Confidence Engine
The ConfidenceEngine calculates how statistically certain ModelDoctor is that a specific issue exists within the model.
Confidence Calculation
When a Doctor finishes examining the EvaluationContext, it passes its collected evidence list to the ConfidenceEngine.
The engine calculates a confidence_score (float 0.0 - 1.0) based on:
1. Evidence Volume: The number of independent signals collected.
2. Evidence Weight: The categorical weights (Low to Very High) assigned to those signals.
3. Normalized Scores: The severity of the threshold violations.
This continuous score is then bucketed into a standard categorical Confidence enum:
- Confidence.LOW
- Confidence.MEDIUM
- Confidence.HIGH
Confidence vs. Risk vs.
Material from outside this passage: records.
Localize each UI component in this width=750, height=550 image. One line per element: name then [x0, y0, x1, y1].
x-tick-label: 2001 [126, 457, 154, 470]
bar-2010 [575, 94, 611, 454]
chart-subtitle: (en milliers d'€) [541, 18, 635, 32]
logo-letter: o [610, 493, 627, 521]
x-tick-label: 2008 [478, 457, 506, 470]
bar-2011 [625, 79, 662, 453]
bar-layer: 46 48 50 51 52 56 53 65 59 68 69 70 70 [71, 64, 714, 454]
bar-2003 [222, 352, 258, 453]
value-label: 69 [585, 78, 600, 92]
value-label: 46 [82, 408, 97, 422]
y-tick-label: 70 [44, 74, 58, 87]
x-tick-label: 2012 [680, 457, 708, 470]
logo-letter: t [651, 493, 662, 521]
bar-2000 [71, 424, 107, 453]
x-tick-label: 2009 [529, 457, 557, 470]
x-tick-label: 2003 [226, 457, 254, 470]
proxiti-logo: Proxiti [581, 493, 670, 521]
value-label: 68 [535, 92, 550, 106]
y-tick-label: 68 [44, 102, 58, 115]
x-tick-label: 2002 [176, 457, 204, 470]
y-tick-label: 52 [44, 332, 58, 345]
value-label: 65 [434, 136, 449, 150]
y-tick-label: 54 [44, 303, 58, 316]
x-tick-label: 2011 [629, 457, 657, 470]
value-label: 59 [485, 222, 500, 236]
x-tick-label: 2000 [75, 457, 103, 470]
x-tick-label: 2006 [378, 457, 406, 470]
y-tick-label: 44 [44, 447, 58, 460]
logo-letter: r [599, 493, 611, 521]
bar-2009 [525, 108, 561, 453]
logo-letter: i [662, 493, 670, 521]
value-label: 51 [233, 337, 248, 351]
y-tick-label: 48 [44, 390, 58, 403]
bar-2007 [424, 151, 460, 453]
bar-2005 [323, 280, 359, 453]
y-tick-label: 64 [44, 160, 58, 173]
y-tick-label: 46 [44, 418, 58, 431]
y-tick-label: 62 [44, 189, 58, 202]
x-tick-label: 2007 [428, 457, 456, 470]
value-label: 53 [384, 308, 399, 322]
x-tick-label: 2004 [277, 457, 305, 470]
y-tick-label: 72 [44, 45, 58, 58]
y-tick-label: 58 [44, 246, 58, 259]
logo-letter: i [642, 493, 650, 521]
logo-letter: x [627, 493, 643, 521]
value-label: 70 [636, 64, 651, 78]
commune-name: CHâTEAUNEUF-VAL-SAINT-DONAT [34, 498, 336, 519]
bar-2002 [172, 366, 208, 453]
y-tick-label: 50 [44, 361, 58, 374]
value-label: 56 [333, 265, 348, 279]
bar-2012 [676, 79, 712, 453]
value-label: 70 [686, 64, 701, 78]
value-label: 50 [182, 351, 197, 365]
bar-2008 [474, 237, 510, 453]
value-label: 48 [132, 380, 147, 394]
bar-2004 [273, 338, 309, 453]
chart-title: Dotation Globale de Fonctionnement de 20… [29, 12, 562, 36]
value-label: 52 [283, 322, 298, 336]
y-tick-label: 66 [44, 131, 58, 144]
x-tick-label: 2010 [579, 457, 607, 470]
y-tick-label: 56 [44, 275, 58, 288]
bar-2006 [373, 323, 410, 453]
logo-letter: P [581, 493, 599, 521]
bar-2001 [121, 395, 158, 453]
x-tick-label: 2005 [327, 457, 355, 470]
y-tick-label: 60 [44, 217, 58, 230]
Severity
It is crucial to understand the distinction between these three concepts in ModelDoctor:
- Confidence: How sure are we that this phenomenon is occurring? (e.g., "I am highly confident the training dataset has missing values.")
- Risk: How dangerous is this phenomenon to the application? (e.g., "The missing value ratio is 1%, so the risk is Low.")
- Severity: The final categorisation used for alerts and UI (
INFO,WARNING,CRITICAL), derived from Risk.
Why separate Confidence from Risk?
Consider a model that exhibits a 0.01 gap between training and testing accuracy.
- Because we have thousands of cross-validation samples proving this gap exists, our Confidence in the gap is HIGH.
- However, a 0.01 gap is completely normal and healthy. Therefore, the Risk is LOW.
By separating these concepts, ModelDoctor avoids throwing false-positive critical alerts for phenomena that are statistically certain but practically harmless.